かつてはライトフライ級で戦っていたが、いまやすっかりフライ級の体が出来上がっている。その上、このクラスでのテストマッチもせず、しかも前回の世界戦(田中恒成=畑中)に続き、3月の再起戦から2ヵ月という短い間隔での挑戦。その間に、恒例のタイでのハードな合宿もあり、コンディショニングの面で、不安要素がいくつもあった。減量、オーバーワーク、リカバリー……。そのどれかがうまくいかなかったのか、いや、そのすべてが要因なのか──。
決して言い訳をしない、骨太な気質を持つ木村は認めないかもしれない。けれども、この日、中国のリングに上がった男には、“木村翔らしさ”が見えなかった。
フライ級(リミット50.8kg)から自身の適正体重に戻すのと、ライトフライ級(リミット48.9kg)からそこへ戻すのでは、一般的にはわずか1.9kgの差だが、ボクシングの世界では大きな隔たりがある。

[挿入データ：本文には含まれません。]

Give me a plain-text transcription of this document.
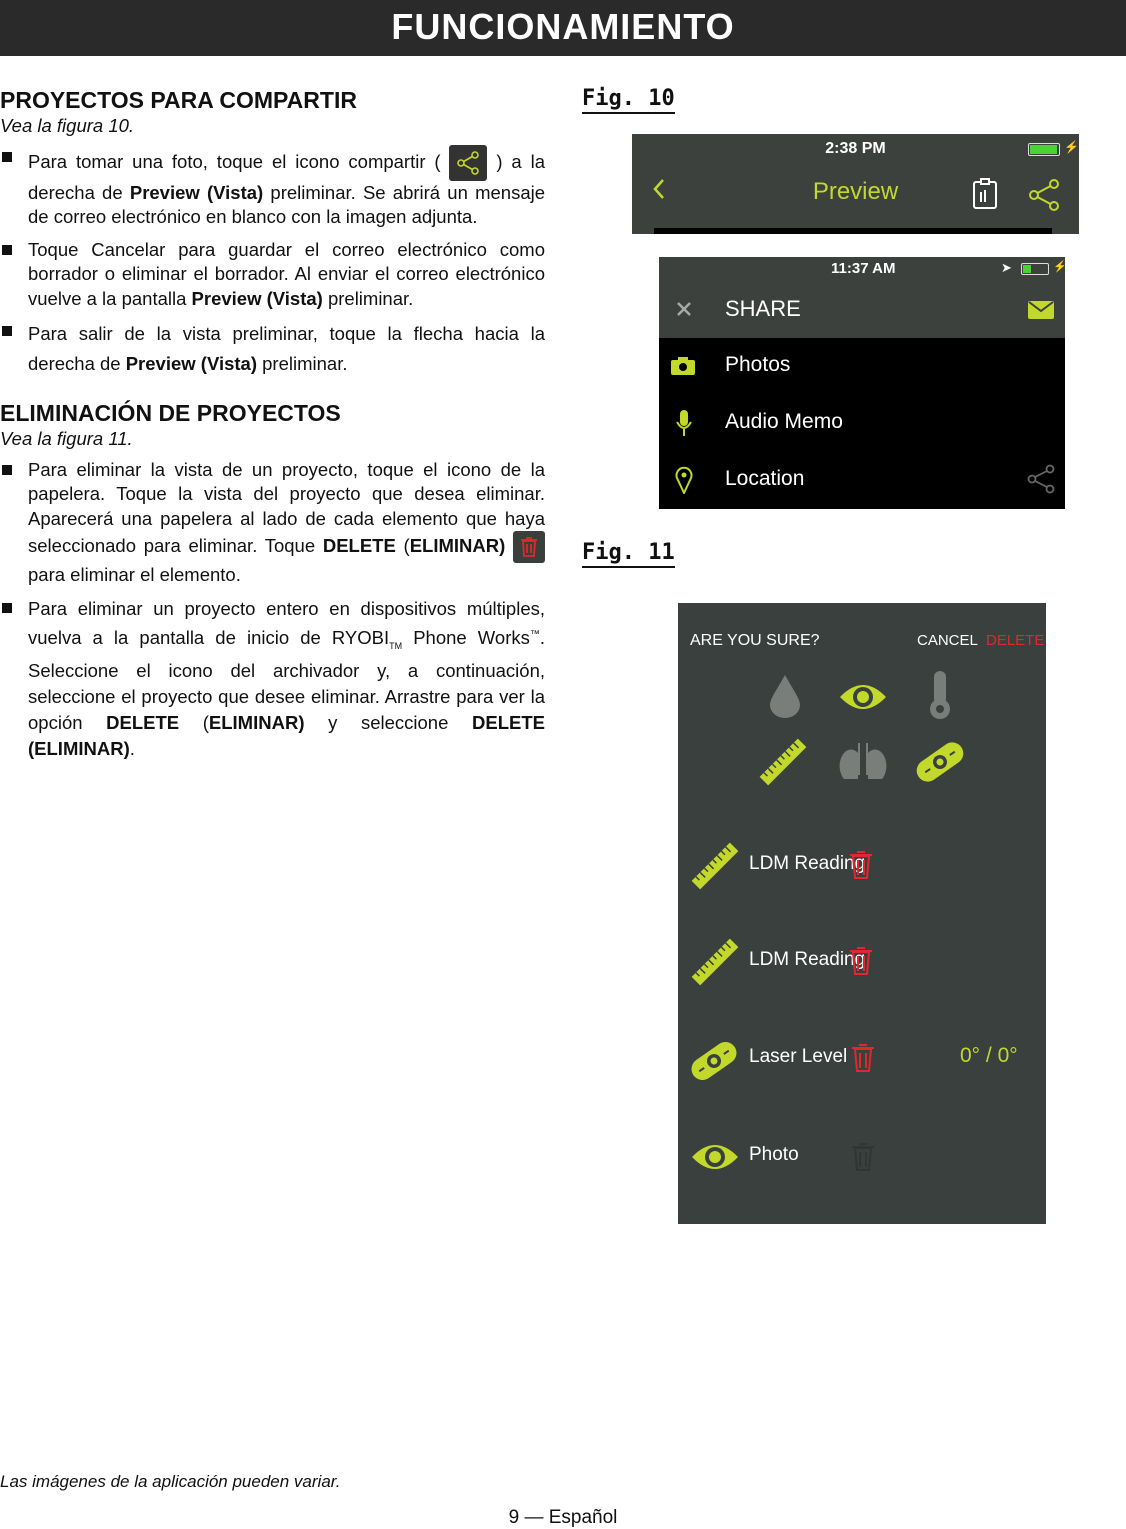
FUNCIONAMIENTO

PROYECTOS PARA COMPARTIR

Vea la figura 10.

Para tomar una foto, toque el icono compartir (	) a la derecha de Preview (Vista) preliminar. Se abrirá un mensaje de correo electrónico en blanco con la imagen adjunta.
Toque Cancelar para guardar el correo electrónico como borrador o eliminar el borrador. Al enviar el correo electrónico vuelve a la pantalla Preview (Vista) preliminar.
Para salir de la vista preliminar, toque la flecha hacia la derecha de Preview (Vista) preliminar.

ELIMINACIÓN DE PROYECTOS

Vea la figura 11.

Para eliminar la vista de un proyecto, toque el icono de la papelera. Toque la vista del proyecto que desea eliminar. Aparecerá una papelera al lado de cada elemento que haya seleccionado para eliminar. Toque DELETE (ELIMINAR)  para eliminar el elemento.
Para eliminar un proyecto entero en dispositivos múltiples, vuelva a la pantalla de inicio de $RYOBI_{TM}$ Phone Works™. Seleccione el icono del archivador y, a continuación, seleccione el proyecto que desee eliminar. Arrastre para ver la opción DELETE (ELIMINAR) y seleccione DELETE (ELIMINAR).
Fig. 10
2:38 PM	⚡
Preview
11:37 AM	➤	⚡
SHARE
Photos
Audio Memo
Location
Fig. 11
ARE YOU SURE?	CANCEL DELETE
LDM Reading
LDM Reading
Laser Level	0° / 0°
Photo
Las imágenes de la aplicación pueden variar.
9 — Español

結果論になってしまうが、やはり、そのリカバリーを試す試合が必要だったと、木村の動きの悪さを見て感じた。
木村得意のビッグパンチに対し、カニサレスはコンパクトなブローをつなげる。木村の左フックより先に左フックを当て、空振りさせては左ジャブを差して、挑戦者の連打を押さえる。小柄な体格を逆に利用して、的を絞らせない。左右へ動き、回り込み、木村を追わせては左右のブローを上下にヒットさせる。
追いかけることはお手のものの木村だったが、下半身の拙さに、自身がいちばん驚いたのではないか。動かない足に苛立ち、足を何度も振るようなシーンが見られた。

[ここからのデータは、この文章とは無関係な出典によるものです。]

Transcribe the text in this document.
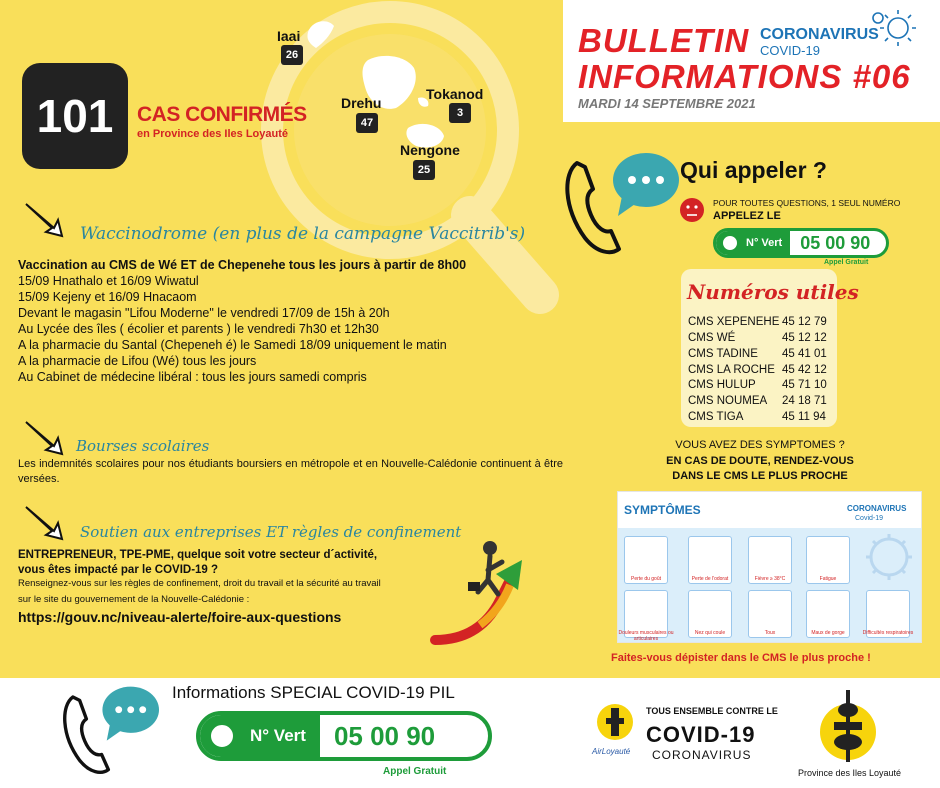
101	CAS CONFIRMÉS
en Province des Iles Loyauté
Iaai
26
Drehu
47
Tokanod
3
Nengone
25
BULLETIN
INFORMATIONS #06
MARDI 14 SEPTEMBRE 2021
CORONAVIRUS
COVID-19
Waccinodrome (en plus de la campagne Vaccitrib's)
Vaccination au CMS de Wé ET de Chepenehe tous les jours à partir de 8h00
15/09 Hnathalo et 16/09 Wiwatul
15/09 Kejeny et 16/09 Hnacaom
Devant le magasin "Lifou Moderne" le vendredi 17/09 de 15h à 20h
Au Lycée des îles ( écolier et parents ) le vendredi 7h30 et 12h30
A la pharmacie du Santal (Chepeneh é) le Samedi 18/09 uniquement le matin
A la pharmacie de Lifou (Wé) tous les jours
Au Cabinet de médecine libéral : tous les jours samedi compris
Bourses scolaires
Les indemnités scolaires pour nos étudiants boursiers en métropole et en Nouvelle-Calédonie continuent à être versées.
Soutien aux entreprises ET règles de confinement
ENTREPRENEUR, TPE-PME, quelque soit votre secteur d´activité,
vous êtes impacté par le COVID-19 ?
Renseignez-vous sur les règles de confinement, droit du travail et la sécurité au travail
sur le site du gouvernement de la Nouvelle-Calédonie :
https://gouv.nc/niveau-alerte/foire-aux-questions
Qui appeler ?
POUR TOUTES QUESTIONS, 1 SEUL NUMÉRO
APPELEZ LE
N° Vert	05 00 90
Appel Gratuit
Numéros utiles
CMS XEPENEHE 45 12 79
CMS WÉ	45 12 12
CMS TADINE 45 41 01
CMS LA ROCHE 45 42 12
CMS HULUP 45 71 10
CMS NOUMEA 24 18 71
CMS TIGA	45 11 94
VOUS AVEZ DES SYMPTOMES ?
EN CAS DE DOUTE, RENDEZ-VOUS
DANS LE CMS LE PLUS PROCHE
SYMPTÔMES	CORONAVIRUS
Covid-19
Perte du goût	Perte de l'odorat	Fièvre ≥ 38°C	Fatigue
Douleurs musculaires ou articulaires
Nez qui coule	Toux	Maux de gorge	Difficultés respiratoires
Faites-vous dépister dans le CMS le plus proche !
Informations SPECIAL COVID-19 PIL
N° Vert	05 00 90
Appel Gratuit
AirLoyauté
TOUS ENSEMBLE CONTRE LE
COVID-19
CORONAVIRUS
Province des Iles Loyauté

足が動かない、打つ際に下半身で粘れずバランスを崩す。空振りを繰り返す。そして打つ前、打った後とクリーンヒットを奪われる。スタミナの消耗に加え、ダメージも徐々に蓄積し、木村は体のバランスをさらに失っていった。
活路を見い出せそうな左ボディフックも時折打ち込んだ。しかし。固めきれない下半身では、効きも甘い。連打も利かない。ダメージを溜めこみながら、最後まで立ち続け、振り続けたのが、この日の木村の精一杯だった。
カニサレスの戦績は23戦22勝(17KO)1分。
昨年の田中戦に続き、世界戦連敗。2階級制覇もならなかった木村は18勝(11KO)3敗2分となった。